Marcin Miśkiewicz asekurował kolegę z brzegu prowadząc korespondencję z dyżurnym oraz przygotowując sprzęt asekuracyjny. W odległości około 50 metrów od brzegu mężczyzna nagle stracił siły i zaczął się topić. Po dopłynięciu do topiącego się funkcjonariusz podłożył pod niego koło ratunkowe i odholował go na odległość około 20 metrów od brzegu. Tam policjant asekurujący rzucił linkę przy pomocy której szybko ratownik policyjny i 42-latek trafili na brzeg.
Już na lądzie dzięki pomocy mundurowych mężczyzna wykrztusiła wodę, co pozwoliło na unormowanie jego oddechu. Do czasu przyjazdu załogi ratownictwa medycznego policjanci kontrolowali jego czynności życiowe. Mężczyzna trafił do szpitala na badania.
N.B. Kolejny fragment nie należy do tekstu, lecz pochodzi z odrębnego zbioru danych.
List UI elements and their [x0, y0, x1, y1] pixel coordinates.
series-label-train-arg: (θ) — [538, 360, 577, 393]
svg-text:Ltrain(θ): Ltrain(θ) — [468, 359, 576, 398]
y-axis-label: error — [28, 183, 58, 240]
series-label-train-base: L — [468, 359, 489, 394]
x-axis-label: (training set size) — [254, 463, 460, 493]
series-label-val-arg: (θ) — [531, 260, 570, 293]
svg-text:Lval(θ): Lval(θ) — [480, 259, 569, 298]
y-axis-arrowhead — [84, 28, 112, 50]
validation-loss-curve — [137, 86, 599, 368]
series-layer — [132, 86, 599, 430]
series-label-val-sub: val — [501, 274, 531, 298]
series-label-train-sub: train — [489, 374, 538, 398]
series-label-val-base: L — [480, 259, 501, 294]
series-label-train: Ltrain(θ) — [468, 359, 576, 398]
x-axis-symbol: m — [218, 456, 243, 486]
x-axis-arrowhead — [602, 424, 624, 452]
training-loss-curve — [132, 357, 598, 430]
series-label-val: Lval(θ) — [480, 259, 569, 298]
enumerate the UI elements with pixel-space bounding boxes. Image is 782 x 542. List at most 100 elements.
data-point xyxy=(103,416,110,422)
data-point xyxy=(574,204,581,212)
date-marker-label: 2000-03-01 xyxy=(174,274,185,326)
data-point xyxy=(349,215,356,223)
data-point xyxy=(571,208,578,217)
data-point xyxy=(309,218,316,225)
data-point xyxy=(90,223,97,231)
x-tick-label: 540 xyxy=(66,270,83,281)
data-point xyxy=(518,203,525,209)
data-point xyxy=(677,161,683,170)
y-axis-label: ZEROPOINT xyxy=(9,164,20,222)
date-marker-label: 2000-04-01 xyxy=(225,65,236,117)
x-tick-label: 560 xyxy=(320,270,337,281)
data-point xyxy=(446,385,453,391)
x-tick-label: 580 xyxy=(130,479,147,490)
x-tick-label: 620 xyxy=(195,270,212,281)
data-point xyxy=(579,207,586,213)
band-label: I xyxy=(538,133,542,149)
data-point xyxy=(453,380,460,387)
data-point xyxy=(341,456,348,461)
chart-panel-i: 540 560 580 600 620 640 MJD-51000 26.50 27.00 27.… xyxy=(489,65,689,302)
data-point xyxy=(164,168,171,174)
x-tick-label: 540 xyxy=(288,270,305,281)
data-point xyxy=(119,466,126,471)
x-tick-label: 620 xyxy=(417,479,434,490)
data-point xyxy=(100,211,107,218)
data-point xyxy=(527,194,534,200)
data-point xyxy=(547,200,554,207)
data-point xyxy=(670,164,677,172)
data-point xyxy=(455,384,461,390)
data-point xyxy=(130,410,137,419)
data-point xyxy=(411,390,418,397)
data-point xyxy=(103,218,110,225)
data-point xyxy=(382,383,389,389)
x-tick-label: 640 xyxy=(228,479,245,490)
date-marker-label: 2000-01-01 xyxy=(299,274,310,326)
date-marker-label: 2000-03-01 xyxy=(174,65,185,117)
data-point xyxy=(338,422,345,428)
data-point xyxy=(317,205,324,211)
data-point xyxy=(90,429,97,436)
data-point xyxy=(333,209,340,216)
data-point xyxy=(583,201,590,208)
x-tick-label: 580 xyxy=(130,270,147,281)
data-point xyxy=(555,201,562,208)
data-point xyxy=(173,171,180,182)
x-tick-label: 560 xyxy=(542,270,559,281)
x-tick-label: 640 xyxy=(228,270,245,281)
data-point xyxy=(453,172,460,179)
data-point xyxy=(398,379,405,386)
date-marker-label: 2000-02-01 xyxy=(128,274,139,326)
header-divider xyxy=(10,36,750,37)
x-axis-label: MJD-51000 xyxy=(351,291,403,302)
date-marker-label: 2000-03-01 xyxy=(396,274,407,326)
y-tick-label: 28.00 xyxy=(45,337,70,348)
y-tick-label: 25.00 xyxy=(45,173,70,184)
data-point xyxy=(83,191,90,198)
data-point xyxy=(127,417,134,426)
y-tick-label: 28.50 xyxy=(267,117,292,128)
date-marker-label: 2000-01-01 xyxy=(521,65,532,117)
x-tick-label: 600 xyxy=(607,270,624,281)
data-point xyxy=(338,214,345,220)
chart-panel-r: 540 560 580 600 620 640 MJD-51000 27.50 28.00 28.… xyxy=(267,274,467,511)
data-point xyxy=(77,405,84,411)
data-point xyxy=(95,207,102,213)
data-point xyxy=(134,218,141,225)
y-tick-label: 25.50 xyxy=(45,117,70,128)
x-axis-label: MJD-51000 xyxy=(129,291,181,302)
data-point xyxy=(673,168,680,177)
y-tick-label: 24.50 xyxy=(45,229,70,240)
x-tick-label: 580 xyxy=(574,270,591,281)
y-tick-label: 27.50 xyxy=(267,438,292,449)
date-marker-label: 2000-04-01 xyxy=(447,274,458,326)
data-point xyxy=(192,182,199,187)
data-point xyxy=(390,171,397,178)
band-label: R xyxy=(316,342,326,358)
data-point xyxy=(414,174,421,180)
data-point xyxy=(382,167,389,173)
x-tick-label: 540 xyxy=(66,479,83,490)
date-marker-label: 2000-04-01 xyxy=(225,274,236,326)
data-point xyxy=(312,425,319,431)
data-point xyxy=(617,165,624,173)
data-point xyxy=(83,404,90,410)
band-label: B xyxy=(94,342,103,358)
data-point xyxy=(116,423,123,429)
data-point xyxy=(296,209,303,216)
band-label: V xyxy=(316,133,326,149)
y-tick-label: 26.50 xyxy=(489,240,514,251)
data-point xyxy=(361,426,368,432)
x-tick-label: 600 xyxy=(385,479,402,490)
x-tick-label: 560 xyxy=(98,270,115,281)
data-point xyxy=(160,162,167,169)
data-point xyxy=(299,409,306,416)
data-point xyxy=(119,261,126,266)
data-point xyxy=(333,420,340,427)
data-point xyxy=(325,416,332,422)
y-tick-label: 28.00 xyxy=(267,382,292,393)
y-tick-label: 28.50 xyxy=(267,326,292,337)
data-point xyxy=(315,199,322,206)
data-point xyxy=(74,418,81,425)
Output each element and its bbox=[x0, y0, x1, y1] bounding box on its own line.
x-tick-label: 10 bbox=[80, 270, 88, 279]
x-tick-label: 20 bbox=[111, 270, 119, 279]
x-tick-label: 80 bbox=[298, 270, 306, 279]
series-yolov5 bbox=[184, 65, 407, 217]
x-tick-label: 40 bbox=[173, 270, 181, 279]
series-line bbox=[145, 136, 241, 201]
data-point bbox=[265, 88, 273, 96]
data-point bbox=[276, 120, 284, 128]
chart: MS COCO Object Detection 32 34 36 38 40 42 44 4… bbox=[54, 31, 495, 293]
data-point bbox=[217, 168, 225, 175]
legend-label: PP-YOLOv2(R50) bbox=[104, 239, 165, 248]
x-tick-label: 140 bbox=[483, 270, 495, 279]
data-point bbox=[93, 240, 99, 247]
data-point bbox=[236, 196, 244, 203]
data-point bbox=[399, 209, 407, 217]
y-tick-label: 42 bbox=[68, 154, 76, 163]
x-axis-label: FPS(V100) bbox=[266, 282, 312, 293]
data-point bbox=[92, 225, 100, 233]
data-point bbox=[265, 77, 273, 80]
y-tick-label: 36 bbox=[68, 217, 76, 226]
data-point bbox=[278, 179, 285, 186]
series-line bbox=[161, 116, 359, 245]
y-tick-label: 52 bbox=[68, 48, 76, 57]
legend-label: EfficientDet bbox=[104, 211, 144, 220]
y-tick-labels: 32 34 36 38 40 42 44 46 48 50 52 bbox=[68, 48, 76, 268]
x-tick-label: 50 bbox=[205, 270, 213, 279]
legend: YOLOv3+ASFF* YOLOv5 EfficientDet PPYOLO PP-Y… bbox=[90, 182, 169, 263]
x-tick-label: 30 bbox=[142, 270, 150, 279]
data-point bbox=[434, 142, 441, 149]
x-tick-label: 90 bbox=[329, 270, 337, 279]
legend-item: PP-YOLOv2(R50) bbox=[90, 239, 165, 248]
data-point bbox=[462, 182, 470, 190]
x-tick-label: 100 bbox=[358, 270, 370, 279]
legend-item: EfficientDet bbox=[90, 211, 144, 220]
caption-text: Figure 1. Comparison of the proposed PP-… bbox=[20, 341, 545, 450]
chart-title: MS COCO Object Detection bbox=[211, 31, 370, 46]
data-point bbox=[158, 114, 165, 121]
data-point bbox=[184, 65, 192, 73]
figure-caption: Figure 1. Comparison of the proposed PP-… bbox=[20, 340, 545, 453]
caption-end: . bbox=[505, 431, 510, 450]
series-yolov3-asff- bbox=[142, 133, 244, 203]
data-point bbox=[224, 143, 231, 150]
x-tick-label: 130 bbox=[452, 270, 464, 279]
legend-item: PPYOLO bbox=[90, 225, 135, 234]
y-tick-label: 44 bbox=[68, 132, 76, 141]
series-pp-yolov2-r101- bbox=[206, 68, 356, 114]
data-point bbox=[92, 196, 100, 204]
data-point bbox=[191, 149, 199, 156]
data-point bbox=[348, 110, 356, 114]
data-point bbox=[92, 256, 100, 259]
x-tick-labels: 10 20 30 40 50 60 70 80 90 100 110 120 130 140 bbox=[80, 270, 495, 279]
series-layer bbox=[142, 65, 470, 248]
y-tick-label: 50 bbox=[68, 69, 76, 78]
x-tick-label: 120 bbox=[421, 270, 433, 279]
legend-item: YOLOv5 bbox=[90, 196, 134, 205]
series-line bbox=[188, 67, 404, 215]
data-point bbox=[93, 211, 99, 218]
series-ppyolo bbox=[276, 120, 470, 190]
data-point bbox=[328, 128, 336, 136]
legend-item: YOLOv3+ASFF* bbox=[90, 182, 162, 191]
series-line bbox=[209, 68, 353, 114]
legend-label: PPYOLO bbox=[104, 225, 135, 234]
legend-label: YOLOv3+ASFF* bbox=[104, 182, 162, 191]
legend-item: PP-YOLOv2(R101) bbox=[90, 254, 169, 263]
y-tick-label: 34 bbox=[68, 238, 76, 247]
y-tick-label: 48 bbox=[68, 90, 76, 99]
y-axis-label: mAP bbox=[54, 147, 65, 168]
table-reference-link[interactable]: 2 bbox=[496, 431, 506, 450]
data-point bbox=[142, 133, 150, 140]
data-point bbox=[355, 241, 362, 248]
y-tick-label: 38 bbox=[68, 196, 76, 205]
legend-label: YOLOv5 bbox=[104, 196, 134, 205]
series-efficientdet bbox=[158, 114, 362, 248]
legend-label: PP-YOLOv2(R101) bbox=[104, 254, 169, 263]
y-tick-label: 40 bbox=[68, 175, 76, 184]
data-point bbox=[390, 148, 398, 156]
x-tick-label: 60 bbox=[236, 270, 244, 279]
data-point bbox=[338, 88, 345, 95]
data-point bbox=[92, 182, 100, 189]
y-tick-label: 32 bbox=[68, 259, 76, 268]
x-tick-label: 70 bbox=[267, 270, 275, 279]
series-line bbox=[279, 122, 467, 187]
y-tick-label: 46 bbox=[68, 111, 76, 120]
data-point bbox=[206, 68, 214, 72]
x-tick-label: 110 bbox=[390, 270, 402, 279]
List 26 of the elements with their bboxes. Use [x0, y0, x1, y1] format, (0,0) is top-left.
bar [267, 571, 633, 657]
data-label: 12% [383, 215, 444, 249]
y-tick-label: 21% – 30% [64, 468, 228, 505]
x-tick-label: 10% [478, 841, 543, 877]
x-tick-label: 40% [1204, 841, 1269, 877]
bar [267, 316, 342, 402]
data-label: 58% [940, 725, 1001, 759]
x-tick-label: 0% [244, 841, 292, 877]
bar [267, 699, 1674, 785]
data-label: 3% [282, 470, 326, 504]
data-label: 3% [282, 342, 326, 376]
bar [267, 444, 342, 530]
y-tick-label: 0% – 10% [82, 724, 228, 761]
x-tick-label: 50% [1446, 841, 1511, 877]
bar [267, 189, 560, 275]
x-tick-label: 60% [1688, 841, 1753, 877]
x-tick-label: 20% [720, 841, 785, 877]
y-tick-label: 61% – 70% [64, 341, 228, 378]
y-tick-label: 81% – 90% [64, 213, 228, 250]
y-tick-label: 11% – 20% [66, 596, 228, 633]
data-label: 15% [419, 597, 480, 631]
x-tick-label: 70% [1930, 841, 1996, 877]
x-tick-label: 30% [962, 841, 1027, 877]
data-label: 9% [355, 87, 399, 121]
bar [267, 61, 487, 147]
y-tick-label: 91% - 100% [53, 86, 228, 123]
Jak się okazało, powodem tak desperackiej ucieczki mogącej zakończyć się tragicznie był fakt poszukiwania przez sąd 42-latka do odbycia kary więzienia. Mężczyzna nie stawił się do zakładu karnego w celu odbycia 4-letniej kary pozbawienia wolności
(Inf. prasowa KMP Włocławek)
Komentarze (0)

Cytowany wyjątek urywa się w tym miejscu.